The casino deal – yet to be announced by Cuomo and legislative leaders and subject to possible change – would give all counties in Western New York a share of the casino revenue-sharing proceeds from the Seneca Nation’s gambling halls in Niagara Falls, Buffalo and Salamanca. Currently, only those three localities get the vast majority of the local revenue-sharing money under the terms of a 2002 compact between the state and tribe.
The plan calls for voters statewide to be asked to approve up to seven new casinos, which, like the Indian facilities, could offer real slot machines and table games such as poker.
A separate “enabling bill” with specifics for the plan calls for casinos to pay a tax rate of 40 percent, up from 25 percent that Cuomo proposed. If a casino locates in a region that is home to a track-based “racino,” that track facility would pay a lower share than the current average state tax rate of about 67 percent.
The enabling bill only locates the first of four casinos, and all would have to be in one of three upstate regions: the Southern Tier near Binghamton, the Albany area and the Hudson Valley, including the Catskills. Bonacic said he believes two of the four will end up in the Catskills, a region that was first approved for three Indian casinos, which were never built, a decade ago.
Seneca President Barry Snyder Sr. last week told The Buffalo News he hopes the Senecas could try to expand their casino empire to the Catskills.
Other issues are stalled as the legislative session winds down, including Cuomo’s plan to create a taxpayer-funded campaign financing system for statewide and legislative candidates.
It would have a price tag of $40 million to $200 million, depending on which side is talking.
Fewer and fewer lawmakers believe Cuomo will be successful in his attempt to protect – or expand, as critics say – abortion access in New York if the federal abortion laws are struck down by the U.S. Supreme Court.
A group of four independent Democrats, who control the Senate in a coalition arrangement with Republicans, is pressing for passage of nine other women’s rights and advocacy measures, but Cuomo and some women’s groups say they don’t want the package approved unless the abortion provisions are included.
“It would be a shame,” Senate co-leader Jeff Klein, a Bronx Democrat, said, if nine of the 10 didn’t happen because of the abortion issue.
Lawmakers say they expect the end of the 2013 session, scheduled for Thursday, to drag over into Friday.
Still being worked on is Cuomo’s new plan to let companies locate on college campuses without paying any taxes, including personal income taxes by the workers they employ.
That plan seems all but certain to pass, but the sides are still negotiating how to make more colleges in New York City, now with a shortage of campus property, eligible by expanding their boundaries to help draw businesses to the tax-free zones.
Meanwhile, lawmakers have introduced a last-minute bill to give financial help to three racetrack-based casinos in Hamburg, Batavia and near Rochester.

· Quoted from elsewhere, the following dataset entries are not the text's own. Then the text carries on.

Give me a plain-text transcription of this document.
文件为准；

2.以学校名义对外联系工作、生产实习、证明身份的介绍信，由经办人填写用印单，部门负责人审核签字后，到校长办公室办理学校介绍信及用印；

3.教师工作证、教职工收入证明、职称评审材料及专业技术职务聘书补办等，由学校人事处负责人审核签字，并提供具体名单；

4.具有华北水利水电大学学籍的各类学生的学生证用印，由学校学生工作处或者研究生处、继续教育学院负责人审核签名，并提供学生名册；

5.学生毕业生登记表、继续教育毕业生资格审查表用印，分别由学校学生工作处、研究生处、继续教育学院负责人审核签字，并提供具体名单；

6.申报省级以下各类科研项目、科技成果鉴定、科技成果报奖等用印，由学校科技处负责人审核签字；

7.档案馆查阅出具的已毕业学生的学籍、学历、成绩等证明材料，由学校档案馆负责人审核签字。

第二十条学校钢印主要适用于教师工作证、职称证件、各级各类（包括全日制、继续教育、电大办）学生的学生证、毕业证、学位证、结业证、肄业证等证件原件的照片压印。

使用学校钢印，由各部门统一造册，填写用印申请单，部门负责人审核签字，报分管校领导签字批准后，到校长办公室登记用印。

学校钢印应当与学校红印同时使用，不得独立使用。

The facilities were at the heart of the Seneca Nation’s dispute with the state that was settled by Cuomo and Snyder last week.
The tribe stopped $600 million in payments to the state alleging, in part, a contract breach when Albany let the three tracks market themselves as “casinos” and offer real slot machines instead of video lottery terminals. The new bill includes lower tax rates for the track casinos and state reimbursement of the cost of “rebranding” themselves in line with the terms of the Cuomo and Snyder deal.